On the apple app store games are overwhelmingly the most popular application, with photo and video coming in at a distant 2nd, and entertainment, education, and health and fitness coming in at 3rd, 4th, and 5th respectively. The genre that stands out as popular in both app stores so far are games. To further analyze, let's examine the top rated apps on the google app store as another measure of popularity.

In [79]:
ratings_google_apps = google_apps_english.groupby(['Category','Rating']).size().reset_index(name = 'Frequency')
ratings_google_apps.sort_values(by = ['Rating', 'Frequency'], ascending = [False, False])

Unnamed: 0,Category,Rating,Frequency
244,FAMILY,5.0,65
421,LIFESTYLE,5.0,27
473,MEDICAL,5.0,25
96,BUSINESS,5.0,18
700,TOOLS,5.0,17
...,...,...,...
66,BUSINESS,1.0,1
116,COMMUNICATION,1.0,1
141,DATING,1.0,1
299,GAME,1.0,1


It appears that although family, lifestlye, medical and business are very highly rated, but they do not have as many downloads. Interestingly, the apple app store ratings are categorized into bins. I believe we can have a more comprehensive analysis by creating a column that separates ratings into bins. First, let's make sure the Rating column is the correct datatype.

In [80]:
ratings_google_apps.dtypes['Rating']

dtype('float64')

Now that we have determined ratings is a float, we can establish bins for the data, and examine the output.

In [92]:
google_apps_english['ratings_bins'] = pd.cut(google_apps_english['Rating'], 
                                             bins=[0, 0.5, 1, 1.5, 2, 2.5, 3, 3.5, 4, 4.5, 5], 
                                             labels=['0.0 - 0.5', '0.5 - 1.0', '1.0 - 1.5', '1.5 - 2.0', '2.0 - 2.5', '2.5 - 3.0', '3.0 - 3.5', '3.5 - 4.0', '4.0 - 4.5', '4.5 - 5.0'], 
                                             right=False)
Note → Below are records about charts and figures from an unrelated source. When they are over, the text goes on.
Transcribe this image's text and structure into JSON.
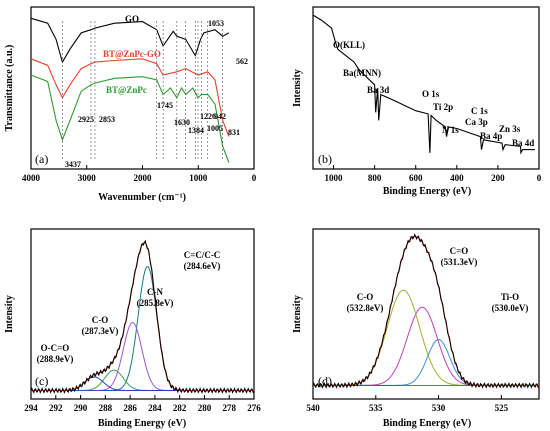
{
  "chart_data": [
    {
      "panel": "(a)",
      "type": "line",
      "xlabel": "Wavenumber (cm⁻¹)",
      "ylabel": "Transmittance (a.u.)",
      "xlim": [
        4000,
        0
      ],
      "x_ticks": [
        "4000",
        "3000",
        "2000",
        "1000",
        "0"
      ],
      "series": [
        {
          "name": "GO",
          "color": "#000000",
          "points": [
            [
              4000,
              0.93
            ],
            [
              3700,
              0.9
            ],
            [
              3550,
              0.8
            ],
            [
              3437,
              0.66
            ],
            [
              3300,
              0.74
            ],
            [
              3100,
              0.84
            ],
            [
              2925,
              0.86
            ],
            [
              2853,
              0.87
            ],
            [
              2500,
              0.9
            ],
            [
              2000,
              0.91
            ],
            [
              1745,
              0.86
            ],
            [
              1630,
              0.76
            ],
            [
              1450,
              0.85
            ],
            [
              1384,
              0.82
            ],
            [
              1226,
              0.8
            ],
            [
              1053,
              0.7
            ],
            [
              960,
              0.8
            ],
            [
              900,
              0.84
            ],
            [
              700,
              0.86
            ],
            [
              562,
              0.82
            ],
            [
              450,
              0.84
            ]
          ]
        },
        {
          "name": "BT@ZnPc-GO",
          "color": "#e8402f",
          "points": [
            [
              4000,
              0.68
            ],
            [
              3700,
              0.64
            ],
            [
              3550,
              0.52
            ],
            [
              3437,
              0.44
            ],
            [
              3300,
              0.52
            ],
            [
              3100,
              0.62
            ],
            [
              2925,
              0.65
            ],
            [
              2853,
              0.66
            ],
            [
              2500,
              0.67
            ],
            [
              2000,
              0.68
            ],
            [
              1745,
              0.65
            ],
            [
              1630,
              0.58
            ],
            [
              1384,
              0.6
            ],
            [
              1226,
              0.62
            ],
            [
              1005,
              0.58
            ],
            [
              831,
              0.6
            ],
            [
              700,
              0.55
            ],
            [
              562,
              0.3
            ],
            [
              450,
              0.2
            ]
          ]
        },
        {
          "name": "BT@ZnPc",
          "color": "#2e9b2e",
          "points": [
            [
              4000,
              0.58
            ],
            [
              3700,
              0.54
            ],
            [
              3550,
              0.3
            ],
            [
              3437,
              0.18
            ],
            [
              3300,
              0.3
            ],
            [
              3100,
              0.48
            ],
            [
              2925,
              0.52
            ],
            [
              2853,
              0.53
            ],
            [
              2500,
              0.56
            ],
            [
              2000,
              0.57
            ],
            [
              1745,
              0.55
            ],
            [
              1630,
              0.46
            ],
            [
              1500,
              0.5
            ],
            [
              1384,
              0.44
            ],
            [
              1300,
              0.5
            ],
            [
              1226,
              0.46
            ],
            [
              1100,
              0.5
            ],
            [
              1005,
              0.44
            ],
            [
              942,
              0.46
            ],
            [
              831,
              0.46
            ],
            [
              700,
              0.4
            ],
            [
              562,
              0.14
            ],
            [
              450,
              0.04
            ]
          ]
        }
      ],
      "markers": [
        "3437",
        "2925",
        "2853",
        "1745",
        "1630",
        "1384",
        "1226",
        "1005",
        "942",
        "831",
        "1053",
        "562"
      ]
    },
    {
      "panel": "(b)",
      "type": "line",
      "xlabel": "Binding Energy (eV)",
      "ylabel": "Intensity",
      "xlim": [
        1100,
        0
      ],
      "x_ticks": [
        "1000",
        "800",
        "600",
        "400",
        "200",
        "0"
      ],
      "series": [
        {
          "name": "",
          "color": "#000000",
          "points": [
            [
              1100,
              0.95
            ],
            [
              1060,
              0.92
            ],
            [
              1010,
              0.87
            ],
            [
              990,
              0.78
            ],
            [
              980,
              0.74
            ],
            [
              960,
              0.72
            ],
            [
              900,
              0.66
            ],
            [
              880,
              0.62
            ],
            [
              850,
              0.58
            ],
            [
              800,
              0.52
            ],
            [
              795,
              0.35
            ],
            [
              785,
              0.5
            ],
            [
              780,
              0.3
            ],
            [
              770,
              0.46
            ],
            [
              700,
              0.42
            ],
            [
              600,
              0.36
            ],
            [
              540,
              0.34
            ],
            [
              531,
              0.1
            ],
            [
              525,
              0.33
            ],
            [
              500,
              0.3
            ],
            [
              456,
              0.26
            ],
            [
              450,
              0.2
            ],
            [
              440,
              0.26
            ],
            [
              400,
              0.25
            ],
            [
              285,
              0.2
            ],
            [
              280,
              0.12
            ],
            [
              270,
              0.18
            ],
            [
              180,
              0.16
            ],
            [
              175,
              0.12
            ],
            [
              165,
              0.15
            ],
            [
              90,
              0.14
            ],
            [
              88,
              0.1
            ],
            [
              80,
              0.12
            ],
            [
              20,
              0.12
            ]
          ]
        }
      ],
      "peaks": [
        "O(KLL)",
        "Ba(MNN)",
        "Ba 3d",
        "O 1s",
        "Ti 2p",
        "N 1s",
        "Ca 3p",
        "C 1s",
        "Ba 4p",
        "Zn 3s",
        "Ba 4d"
      ]
    },
    {
      "panel": "(c)",
      "type": "line",
      "xlabel": "Binding Energy (eV)",
      "ylabel": "Intensity",
      "xlim": [
        294,
        276
      ],
      "x_ticks": [
        "294",
        "292",
        "290",
        "288",
        "286",
        "284",
        "282",
        "280",
        "278",
        "276"
      ],
      "components": [
        {
          "label": "C=C/C-C",
          "value": "(284.6eV)",
          "center": 284.6,
          "height": 0.73,
          "sigma": 0.75,
          "color": "#1a7a7a"
        },
        {
          "label": "C-N",
          "value": "(285.8eV)",
          "center": 285.8,
          "height": 0.4,
          "sigma": 0.75,
          "color": "#9b59d0"
        },
        {
          "label": "C-O",
          "value": "(287.3eV)",
          "center": 287.3,
          "height": 0.12,
          "sigma": 0.75,
          "color": "#3aa63a"
        },
        {
          "label": "O-C=O",
          "value": "(288.9eV)",
          "center": 288.9,
          "height": 0.08,
          "sigma": 0.75,
          "color": "#2440c8"
        }
      ],
      "baseline": 0.05
    },
    {
      "panel": "(d)",
      "type": "line",
      "xlabel": "Binding Energy (eV)",
      "ylabel": "Intensity",
      "xlim": [
        540,
        522
      ],
      "x_ticks": [
        "540",
        "535",
        "530",
        "525"
      ],
      "components": [
        {
          "label": "C=O",
          "value": "(531.3eV)",
          "center": 531.3,
          "height": 0.46,
          "sigma": 1.2,
          "color": "#c040c0"
        },
        {
          "label": "C-O",
          "value": "(532.8eV)",
          "center": 532.8,
          "height": 0.56,
          "sigma": 1.3,
          "color": "#9ab22e"
        },
        {
          "label": "Ti-O",
          "value": "(530.0eV)",
          "center": 530.0,
          "height": 0.27,
          "sigma": 0.9,
          "color": "#3b8fd4"
        }
      ],
      "baseline": 0.08
    }
  ],
  "labels": {
    "a": {
      "panel": "(a)",
      "xlabel": "Wavenumber (cm⁻¹)",
      "ylabel": "Transmittance (a.u.)",
      "legend_go": "GO",
      "legend_btgo": "BT@ZnPc-GO",
      "legend_bt": "BT@ZnPc",
      "m3437": "3437",
      "m2925": "2925",
      "m2853": "2853",
      "m1745": "1745",
      "m1630": "1630",
      "m1384": "1384",
      "m1226": "1226",
      "m1005": "1005",
      "m942": "942",
      "m831": "831",
      "m1053": "1053",
      "m562": "562"
    },
    "b": {
      "panel": "(b)",
      "xlabel": "Binding Energy (eV)",
      "ylabel": "Intensity",
      "okll": "O(KLL)",
      "bamnn": "Ba(MNN)",
      "ba3d": "Ba 3d",
      "o1s": "O 1s",
      "ti2p": "Ti 2p",
      "n1s": "N 1s",
      "ca3p": "Ca 3p",
      "c1s": "C 1s",
      "ba4p": "Ba 4p",
      "zn3s": "Zn 3s",
      "ba4d": "Ba 4d"
    },
    "c": {
      "panel": "(c)",
      "xlabel": "Binding Energy (eV)",
      "ylabel": "Intensity"
    },
    "d": {
      "panel": "(d)",
      "xlabel": "Binding Energy (eV)",
      "ylabel": "Intensity"
    }
  }
}
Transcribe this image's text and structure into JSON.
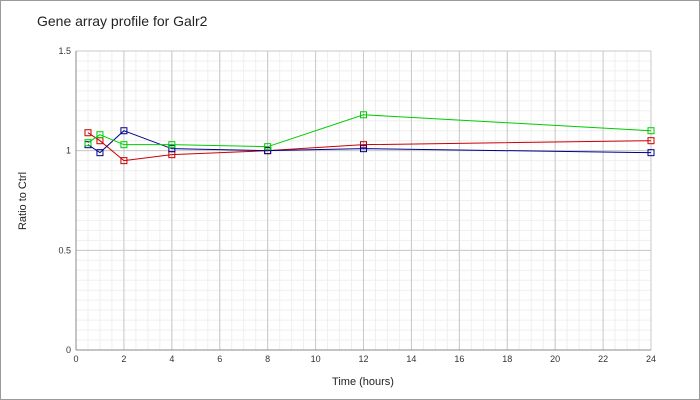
{
  "chart_data": {
    "type": "line",
    "title": "Gene array profile for Galr2",
    "xlabel": "Time (hours)",
    "ylabel": "Ratio to Ctrl",
    "xlim": [
      0,
      24
    ],
    "ylim": [
      0,
      1.5
    ],
    "x_ticks": [
      "0",
      "2",
      "4",
      "6",
      "8",
      "10",
      "12",
      "14",
      "16",
      "18",
      "20",
      "22",
      "24"
    ],
    "y_ticks": [
      "0",
      "0.5",
      "1",
      "1.5"
    ],
    "grid": true,
    "legend": "none",
    "marker": "square",
    "x": [
      0.5,
      1,
      2,
      4,
      8,
      12,
      24
    ],
    "series": [
      {
        "color": "#cc0000",
        "values": [
          1.09,
          1.05,
          0.95,
          0.98,
          1.0,
          1.03,
          1.05
        ]
      },
      {
        "color": "#00008b",
        "values": [
          1.03,
          0.99,
          1.1,
          1.01,
          1.0,
          1.01,
          0.99
        ]
      },
      {
        "color": "#00cc00",
        "values": [
          1.04,
          1.08,
          1.03,
          1.03,
          1.02,
          1.18,
          1.1
        ]
      }
    ]
  }
}
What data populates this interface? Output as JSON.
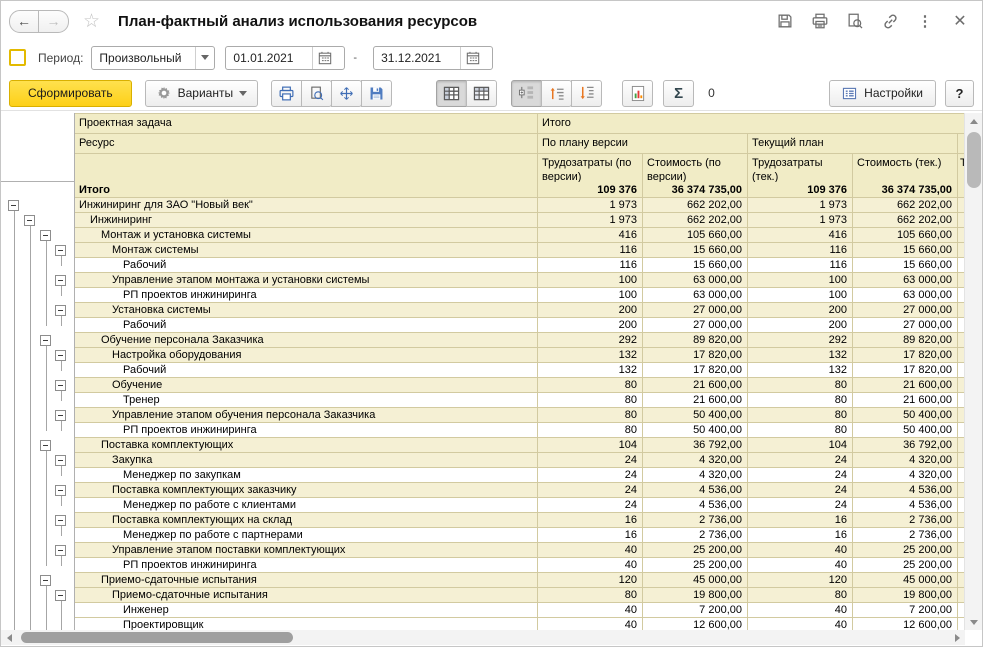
{
  "window": {
    "title": "План-фактный анализ использования ресурсов"
  },
  "period": {
    "label": "Период:",
    "preset": "Произвольный",
    "from": "01.01.2021",
    "dash": "-",
    "to": "31.12.2021"
  },
  "toolbar": {
    "generate": "Сформировать",
    "variants": "Варианты",
    "sigma": "Σ",
    "sum_value": "0",
    "settings": "Настройки",
    "help": "?"
  },
  "colors": {
    "accent_yellow": "#fdd018",
    "header_yellow": "#f1ecc6",
    "group_yellow": "#f5f0d4",
    "grid_border": "#d2caa0",
    "checkbox_border": "#e3ba00"
  },
  "icons": [
    "back-icon",
    "forward-icon",
    "star-icon",
    "save-icon",
    "print-icon",
    "preview-icon",
    "link-icon",
    "kebab-icon",
    "close-icon",
    "calendar-icon",
    "gear-icon",
    "printer-icon",
    "print-preview-icon",
    "fit-icon",
    "save-report-icon",
    "grid-view-icon",
    "grid-header-view-icon",
    "tree-levels-icon",
    "collapse-levels-icon",
    "expand-levels-icon",
    "chart-icon",
    "sigma-icon",
    "settings-form-icon"
  ],
  "table": {
    "header": {
      "task": "Проектная задача",
      "resource": "Ресурс",
      "total": "Итого",
      "plan_version": "По плану версии",
      "current_plan": "Текущий план",
      "col_labor_version": "Трудозатраты (по версии)",
      "col_cost_version": "Стоимость (по версии)",
      "col_labor_current": "Трудозатраты (тек.)",
      "col_cost_current": "Стоимость (тек.)",
      "sliver": "Т"
    },
    "rows": [
      {
        "label": "Итого",
        "level": 0,
        "kind": "total",
        "box": 0,
        "lines": [],
        "ends": [],
        "values": [
          "109 376",
          "36 374 735,00",
          "109 376",
          "36 374 735,00"
        ]
      },
      {
        "label": "Инжиниринг для ЗАО \"Новый век\"",
        "level": 1,
        "kind": "group",
        "box": 1,
        "lines": [],
        "ends": [],
        "values": [
          "1 973",
          "662 202,00",
          "1 973",
          "662 202,00"
        ]
      },
      {
        "label": "Инжиниринг",
        "level": 2,
        "kind": "group",
        "box": 2,
        "lines": [
          1
        ],
        "ends": [],
        "values": [
          "1 973",
          "662 202,00",
          "1 973",
          "662 202,00"
        ]
      },
      {
        "label": "Монтаж и установка системы",
        "level": 3,
        "kind": "group",
        "box": 3,
        "lines": [
          1,
          2
        ],
        "ends": [],
        "values": [
          "416",
          "105 660,00",
          "416",
          "105 660,00"
        ]
      },
      {
        "label": "Монтаж системы",
        "level": 4,
        "kind": "group",
        "box": 4,
        "lines": [
          1,
          2,
          3
        ],
        "ends": [],
        "values": [
          "116",
          "15 660,00",
          "116",
          "15 660,00"
        ]
      },
      {
        "label": "Рабочий",
        "level": 5,
        "kind": "leaf",
        "box": 0,
        "lines": [
          1,
          2,
          3
        ],
        "ends": [
          4
        ],
        "values": [
          "116",
          "15 660,00",
          "116",
          "15 660,00"
        ]
      },
      {
        "label": "Управление этапом монтажа и установки системы",
        "level": 4,
        "kind": "group",
        "box": 4,
        "lines": [
          1,
          2,
          3
        ],
        "ends": [],
        "values": [
          "100",
          "63 000,00",
          "100",
          "63 000,00"
        ]
      },
      {
        "label": "РП проектов инжиниринга",
        "level": 5,
        "kind": "leaf",
        "box": 0,
        "lines": [
          1,
          2,
          3
        ],
        "ends": [
          4
        ],
        "values": [
          "100",
          "63 000,00",
          "100",
          "63 000,00"
        ]
      },
      {
        "label": "Установка системы",
        "level": 4,
        "kind": "group",
        "box": 4,
        "lines": [
          1,
          2,
          3
        ],
        "ends": [],
        "values": [
          "200",
          "27 000,00",
          "200",
          "27 000,00"
        ]
      },
      {
        "label": "Рабочий",
        "level": 5,
        "kind": "leaf",
        "box": 0,
        "lines": [
          1,
          2
        ],
        "ends": [
          3,
          4
        ],
        "values": [
          "200",
          "27 000,00",
          "200",
          "27 000,00"
        ]
      },
      {
        "label": "Обучение персонала Заказчика",
        "level": 3,
        "kind": "group",
        "box": 3,
        "lines": [
          1,
          2
        ],
        "ends": [],
        "values": [
          "292",
          "89 820,00",
          "292",
          "89 820,00"
        ]
      },
      {
        "label": "Настройка оборудования",
        "level": 4,
        "kind": "group",
        "box": 4,
        "lines": [
          1,
          2,
          3
        ],
        "ends": [],
        "values": [
          "132",
          "17 820,00",
          "132",
          "17 820,00"
        ]
      },
      {
        "label": "Рабочий",
        "level": 5,
        "kind": "leaf",
        "box": 0,
        "lines": [
          1,
          2,
          3
        ],
        "ends": [
          4
        ],
        "values": [
          "132",
          "17 820,00",
          "132",
          "17 820,00"
        ]
      },
      {
        "label": "Обучение",
        "level": 4,
        "kind": "group",
        "box": 4,
        "lines": [
          1,
          2,
          3
        ],
        "ends": [],
        "values": [
          "80",
          "21 600,00",
          "80",
          "21 600,00"
        ]
      },
      {
        "label": "Тренер",
        "level": 5,
        "kind": "leaf",
        "box": 0,
        "lines": [
          1,
          2,
          3
        ],
        "ends": [
          4
        ],
        "values": [
          "80",
          "21 600,00",
          "80",
          "21 600,00"
        ]
      },
      {
        "label": "Управление этапом обучения персонала Заказчика",
        "level": 4,
        "kind": "group",
        "box": 4,
        "lines": [
          1,
          2,
          3
        ],
        "ends": [],
        "values": [
          "80",
          "50 400,00",
          "80",
          "50 400,00"
        ]
      },
      {
        "label": "РП проектов инжиниринга",
        "level": 5,
        "kind": "leaf",
        "box": 0,
        "lines": [
          1,
          2
        ],
        "ends": [
          3,
          4
        ],
        "values": [
          "80",
          "50 400,00",
          "80",
          "50 400,00"
        ]
      },
      {
        "label": "Поставка комплектующих",
        "level": 3,
        "kind": "group",
        "box": 3,
        "lines": [
          1,
          2
        ],
        "ends": [],
        "values": [
          "104",
          "36 792,00",
          "104",
          "36 792,00"
        ]
      },
      {
        "label": "Закупка",
        "level": 4,
        "kind": "group",
        "box": 4,
        "lines": [
          1,
          2,
          3
        ],
        "ends": [],
        "values": [
          "24",
          "4 320,00",
          "24",
          "4 320,00"
        ]
      },
      {
        "label": "Менеджер по закупкам",
        "level": 5,
        "kind": "leaf",
        "box": 0,
        "lines": [
          1,
          2,
          3
        ],
        "ends": [
          4
        ],
        "values": [
          "24",
          "4 320,00",
          "24",
          "4 320,00"
        ]
      },
      {
        "label": "Поставка комплектующих заказчику",
        "level": 4,
        "kind": "group",
        "box": 4,
        "lines": [
          1,
          2,
          3
        ],
        "ends": [],
        "values": [
          "24",
          "4 536,00",
          "24",
          "4 536,00"
        ]
      },
      {
        "label": "Менеджер по работе с клиентами",
        "level": 5,
        "kind": "leaf",
        "box": 0,
        "lines": [
          1,
          2,
          3
        ],
        "ends": [
          4
        ],
        "values": [
          "24",
          "4 536,00",
          "24",
          "4 536,00"
        ]
      },
      {
        "label": "Поставка комплектующих на склад",
        "level": 4,
        "kind": "group",
        "box": 4,
        "lines": [
          1,
          2,
          3
        ],
        "ends": [],
        "values": [
          "16",
          "2 736,00",
          "16",
          "2 736,00"
        ]
      },
      {
        "label": "Менеджер по работе с партнерами",
        "level": 5,
        "kind": "leaf",
        "box": 0,
        "lines": [
          1,
          2,
          3
        ],
        "ends": [
          4
        ],
        "values": [
          "16",
          "2 736,00",
          "16",
          "2 736,00"
        ]
      },
      {
        "label": "Управление этапом поставки комплектующих",
        "level": 4,
        "kind": "group",
        "box": 4,
        "lines": [
          1,
          2,
          3
        ],
        "ends": [],
        "values": [
          "40",
          "25 200,00",
          "40",
          "25 200,00"
        ]
      },
      {
        "label": "РП проектов инжиниринга",
        "level": 5,
        "kind": "leaf",
        "box": 0,
        "lines": [
          1,
          2
        ],
        "ends": [
          3,
          4
        ],
        "values": [
          "40",
          "25 200,00",
          "40",
          "25 200,00"
        ]
      },
      {
        "label": "Приемо-сдаточные испытания",
        "level": 3,
        "kind": "group",
        "box": 3,
        "lines": [
          1,
          2
        ],
        "ends": [],
        "values": [
          "120",
          "45 000,00",
          "120",
          "45 000,00"
        ]
      },
      {
        "label": "Приемо-сдаточные испытания",
        "level": 4,
        "kind": "group",
        "box": 4,
        "lines": [
          1,
          2,
          3
        ],
        "ends": [],
        "values": [
          "80",
          "19 800,00",
          "80",
          "19 800,00"
        ]
      },
      {
        "label": "Инженер",
        "level": 5,
        "kind": "leaf",
        "box": 0,
        "lines": [
          1,
          2,
          3,
          4
        ],
        "ends": [],
        "values": [
          "40",
          "7 200,00",
          "40",
          "7 200,00"
        ]
      },
      {
        "label": "Проектировщик",
        "level": 5,
        "kind": "leaf",
        "box": 0,
        "lines": [
          1,
          2,
          3,
          4
        ],
        "ends": [],
        "values": [
          "40",
          "12 600,00",
          "40",
          "12 600,00"
        ]
      }
    ]
  }
}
A value is trying to be set on a copy of a slice from a DataFrame.
Try using .loc[row_indexer,col_indexer] = value instead

See the caveats in the documentation: https://pandas.pydata.org/pandas-docs/stable/user_guide/indexing.html#returning-a-view-versus-a-copy
  google_apps_english['ratings_bins'] = pd.cut(google_apps_english['Rating'],


In [95]:
ratings_google_apps = google_apps_english.groupby(['Category', 'ratings_bins']).size().reset_index(name = 'Frequency')
ratings_google_apps.sort_values(by = ['ratings_bins', 'Frequency'], ascending = [False, False])

  ratings_google_apps = google_apps_english.groupby(['Category', 'ratings_bins']).size().reset_index(name = 'Frequency')


Unnamed: 0,Category,ratings_bins,Frequency
119,FAMILY,4.5 - 5.0,421
149,GAME,4.5 - 5.0,265
299,TOOLS,4.5 - 5.0,150
159,HEALTH_AND_FITNESS,4.5 - 5.0,111
239,PERSONALIZATION,4.5 - 5.0,106
...,...,...,...
280,SPORTS,0.0 - 0.5,0
290,TOOLS,0.0 - 0.5,0
300,TRAVEL_AND_LOCAL,0.0 - 0.5,0
310,VIDEO_PLAYERS,0.0 - 0.5,0


Upon analyzing the binned data, we've established that games are the second most popular highly rated category behind family. Since both games and family are highly popular on both app stores, I believe the most prudent action would be to create a game for the google app store since the genre is both widely rated and popular on both the Google and Apple app store. This concludes my analysis of the app stores, thank you very much.